EmitenNews.com - Perekonomian global terlihat mulai menunjukan perbaikan yang cukup kuat, khususnya beberapa negara yang mulai membuka perbatasan untuk kedatangan wisatawan internasional. Kebijakan The Fed juga tetap netral sesuai dengan rencana awal, yaitu akan tetap melakukan tapering sebesar USD 15 Miliar setiap bulannya.


Selain itu, ketua The Fed, Jerome Powell, masih akan mempertimbangkan untuk rencana kenaikan suku bunga acuan, dengan melihat rilisan beberapa data ekonomi, khususnya data ketenagakerjaan terlebih dahulu. 

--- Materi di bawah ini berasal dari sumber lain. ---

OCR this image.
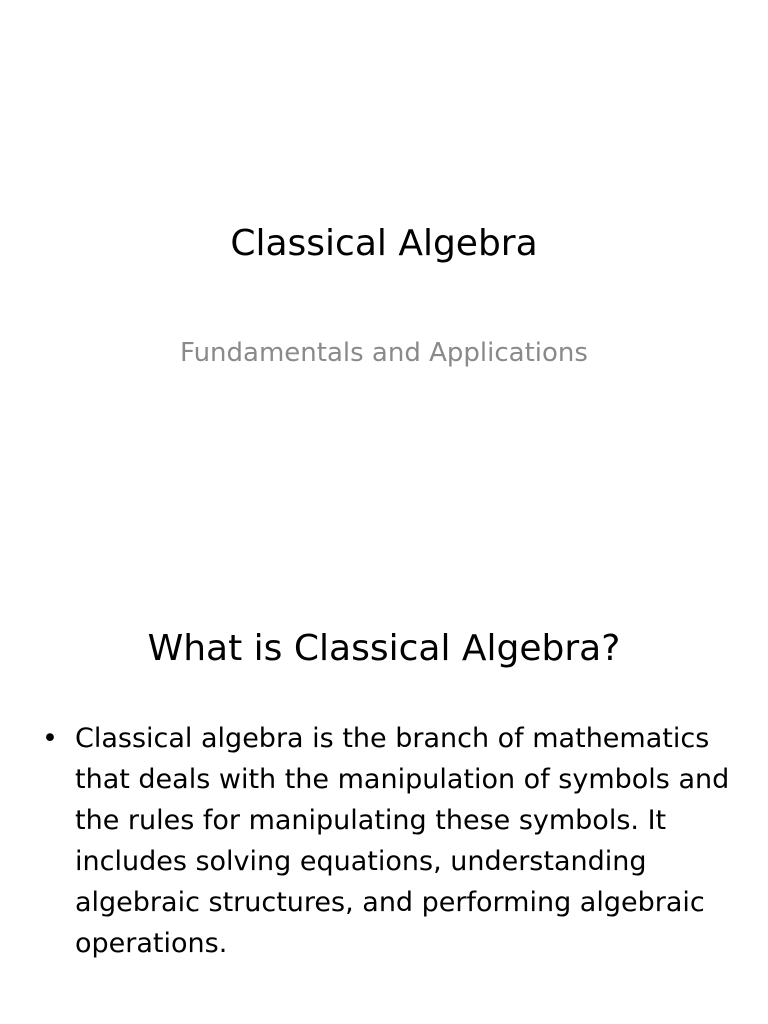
Classical Algebra
Fundamentals and Applications
What is Classical Algebra?
• Classical algebra is the branch of mathematics that deals with the manipulation of symbols and the rules for manipulating these symbols. It includes solving equations, understanding algebraic structures, and performing algebraic operations.
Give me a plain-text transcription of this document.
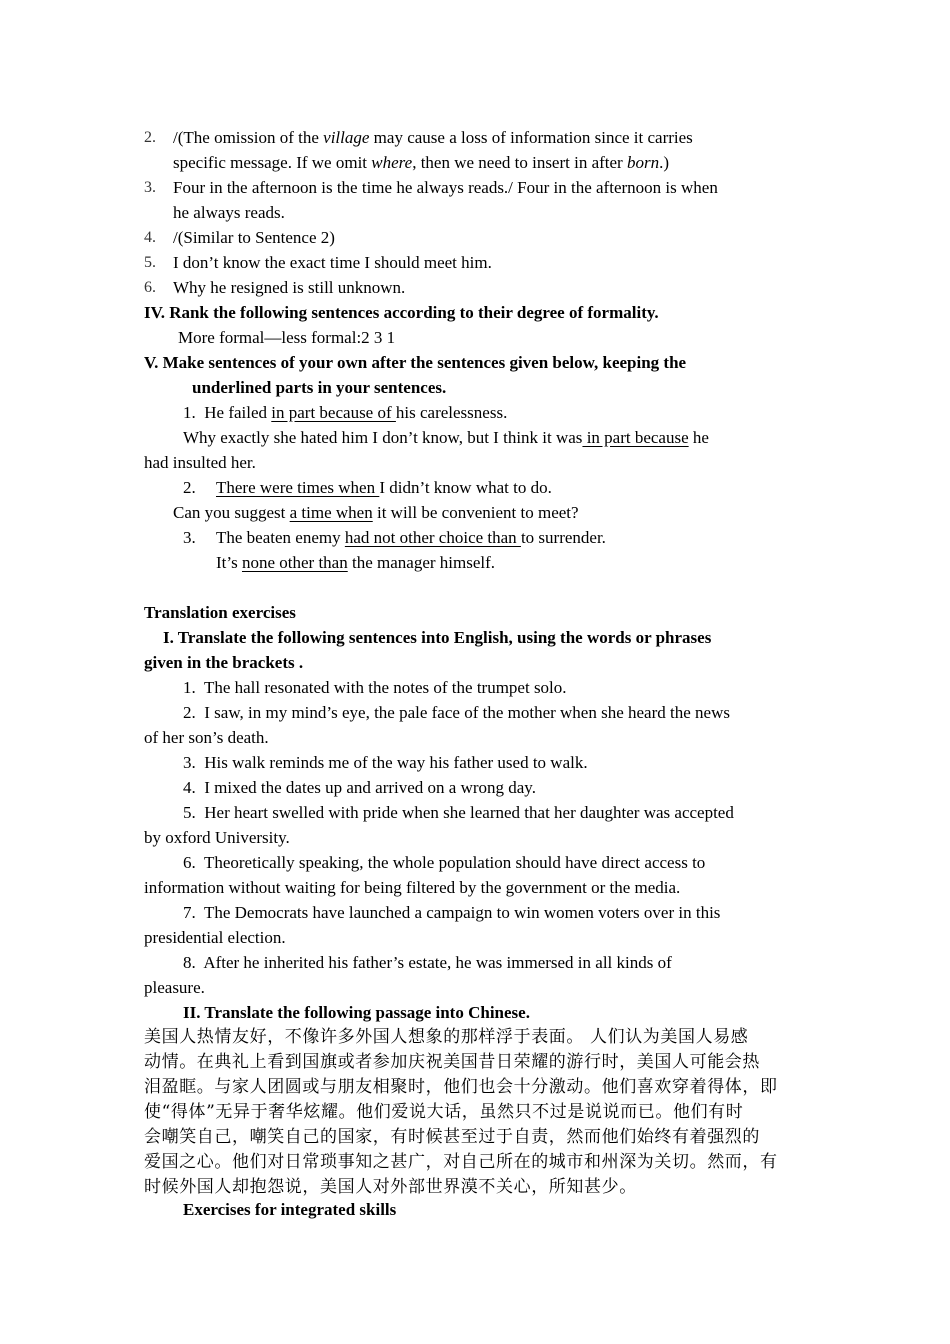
2. /(The omission of the village may cause a loss of information since it carries
specific message. If we omit where, then we need to insert in after born.)
3. Four in the afternoon is the time he always reads./ Four in the afternoon is when
he always reads.
4. /(Similar to Sentence 2)
5. I don’t know the exact time I should meet him.
6. Why he resigned is still unknown.
IV. Rank the following sentences according to their degree of formality.
More formal—less formal:2 3 1
V. Make sentences of your own after the sentences given below, keeping the
underlined parts in your sentences.
1. He failed in part because of his carelessness.
Why exactly she hated him I don’t know, but I think it was in part because he
had insulted her.
2. There were times when I didn’t know what to do.
Can you suggest a time when it will be convenient to meet?
3. The beaten enemy had not other choice than to surrender.
It’s none other than the manager himself.
Translation exercises
I. Translate the following sentences into English, using the words or phrases
given in the brackets .
1. The hall resonated with the notes of the trumpet solo.
2. I saw, in my mind’s eye, the pale face of the mother when she heard the news
of her son’s death.
3. His walk reminds me of the way his father used to walk.
4. I mixed the dates up and arrived on a wrong day.
5. Her heart swelled with pride when she learned that her daughter was accepted
by oxford University.
6. Theoretically speaking, the whole population should have direct access to
information without waiting for being filtered by the government or the media.
7. The Democrats have launched a campaign to win women voters over in this
presidential election.
8. After he inherited his father’s estate, he was immersed in all kinds of
pleasure.
II. Translate the following passage into Chinese.
美国人热情友好，不像许多外国人想象的那样浮于表面。 人们认为美国人易感
动情。在典礼上看到国旗或者参加庆祝美国昔日荣耀的游行时，美国人可能会热
泪盈眶。与家人团圆或与朋友相聚时，他们也会十分激动。他们喜欢穿着得体，即
使“得体”无异于奢华炫耀。他们爱说大话，虽然只不过是说说而已。他们有时
会嘲笑自己，嘲笑自己的国家，有时候甚至过于自责，然而他们始终有着强烈的
爱国之心。他们对日常琐事知之甚广，对自己所在的城市和州深为关切。然而，有
时候外国人却抱怨说，美国人对外部世界漠不关心，所知甚少。
Exercises for integrated skills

"Adanya kekhawatiran awal bahwa varian baru COVID-19 Omicron dapat mengganggu proses pembukaan ekonomi secara penuh, tidak menyebabkan kepanikan dalam pada pasar global. Hal ini karena beberapa ahli berpendapat bahwa tingkat keparahan yang diderita akibat Omicron tidak setinggi yang diperkirakan sebelumnya," kata Juky Mariska Wealth Management Head, Bank OCBC NISP (NISP) dalam keterangan tertulis yang diterima EmitenNews.com.

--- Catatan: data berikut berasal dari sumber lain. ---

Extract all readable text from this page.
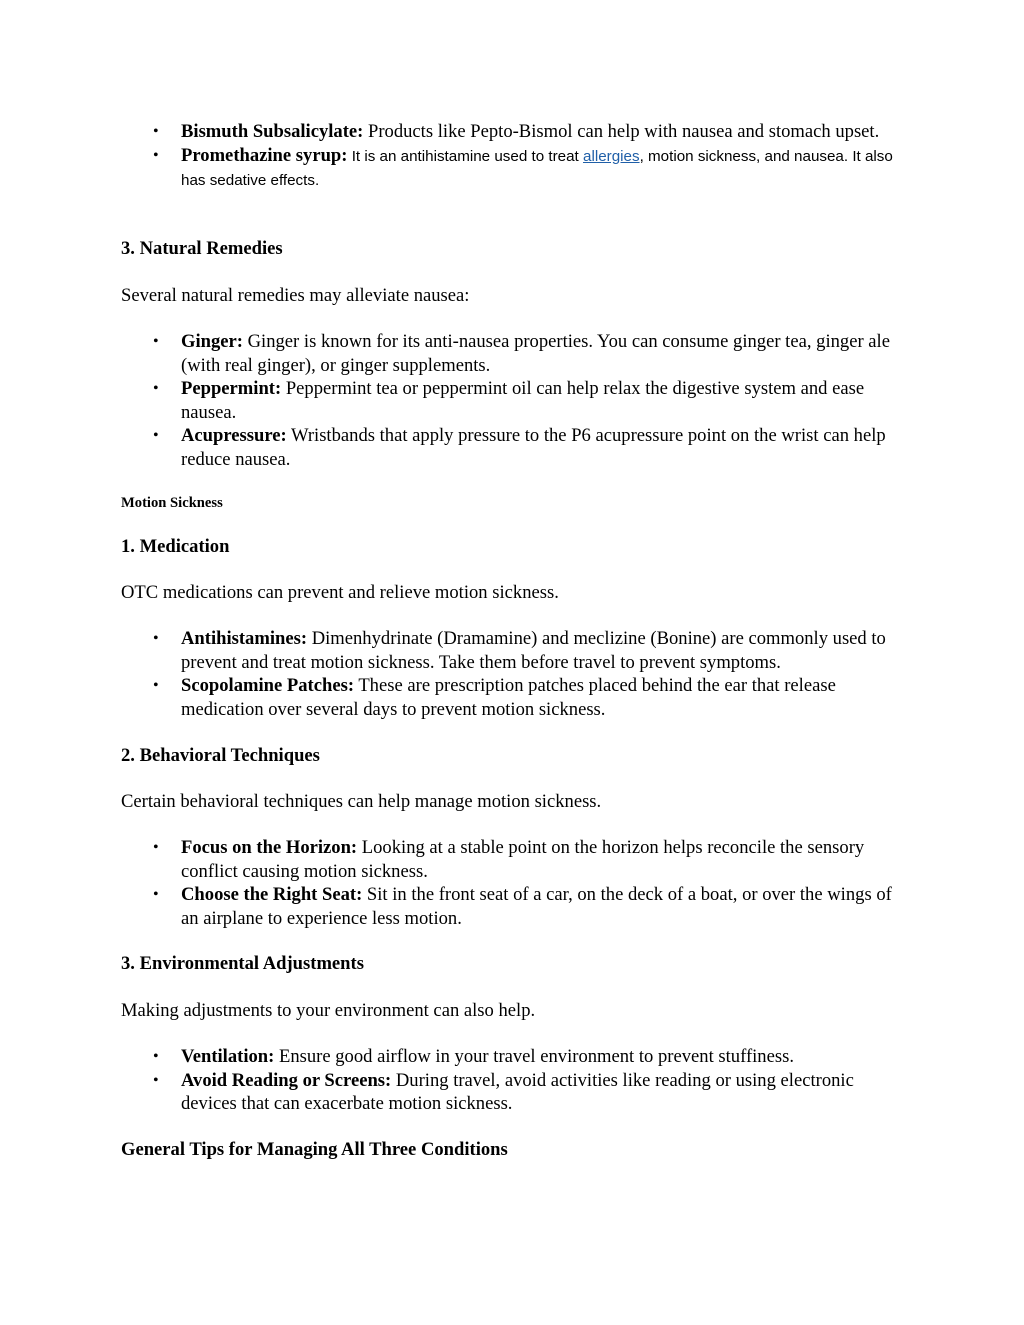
• Bismuth Subsalicylate: Products like Pepto-Bismol can help with nausea and stomach upset.
• Promethazine syrup: It is an antihistamine used to treat allergies, motion sickness, and nausea. It also has sedative effects.
3. Natural Remedies
Several natural remedies may alleviate nausea:
• Ginger: Ginger is known for its anti-nausea properties. You can consume ginger tea, ginger ale (with real ginger), or ginger supplements.
• Peppermint: Peppermint tea or peppermint oil can help relax the digestive system and ease nausea.
• Acupressure: Wristbands that apply pressure to the P6 acupressure point on the wrist can help reduce nausea.
Motion Sickness
1. Medication
OTC medications can prevent and relieve motion sickness.
• Antihistamines: Dimenhydrinate (Dramamine) and meclizine (Bonine) are commonly used to prevent and treat motion sickness. Take them before travel to prevent symptoms.
• Scopolamine Patches: These are prescription patches placed behind the ear that release medication over several days to prevent motion sickness.
2. Behavioral Techniques
Certain behavioral techniques can help manage motion sickness.
• Focus on the Horizon: Looking at a stable point on the horizon helps reconcile the sensory conflict causing motion sickness.
• Choose the Right Seat: Sit in the front seat of a car, on the deck of a boat, or over the wings of an airplane to experience less motion.
3. Environmental Adjustments
Making adjustments to your environment can also help.
• Ventilation: Ensure good airflow in your travel environment to prevent stuffiness.
• Avoid Reading or Screens: During travel, avoid activities like reading or using electronic devices that can exacerbate motion sickness.
General Tips for Managing All Three Conditions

Di pasar domestik, keadaan terlihat semakin membaik dengan rendahnya laju kasus harian COVID-19, percepatan vaksinasi, dan juga dari sisi data ekonomi Indonesia yang menunjukan akselerasi. Angka inflasi Indonesia dirilis di level 1.77% di bulan November lalu dan hal ini menunjukan bahwa konsumsi mulai bangkit secara perlahan di tengah proses pemulihan ekonomi yang terjadi. 


Indikator aktivitas manufaktur mengalami penurunan, dari 57.2 ke 53.9. Adanya kenaikan bahan baku produksi mendorong kenaikan harga, sehingga mengakibatkan penurunan permintaan. Selain itu pula, para pelaku pasar merespon positif terkait dengan rencana pemerintah yang membatalkan kebijakan PPKM level 3 menjelang liburan Natal dan Tahun Baru pada akhir tahun ini.



Hal ini berarti, aktivitas ekonomi masih dapat berjalan meskipun terdapat beberapa pengetatan untuk menghindari lonjakan kasus seperti seperti pada bulan Juni – Juli lalu.


IHSG mengalami pelemahan sebesar -0.87% di bulan November 2021, yang mana pelemahan ini sudah diantisipasi oleh pelaku pasar mengingat secara historis, IHSG berpotensi untuk melemah di bulan November.


Pelemahan yang terjadi juga disebabkan oleh aksi jual investor asing yang terihat keluar dari bursa saham domestik sebesar USD 73.7 Juta selama bulan November, seiring dengan sentimen negatif terkait Omicron yang telah menyebar ke beberapa negara. 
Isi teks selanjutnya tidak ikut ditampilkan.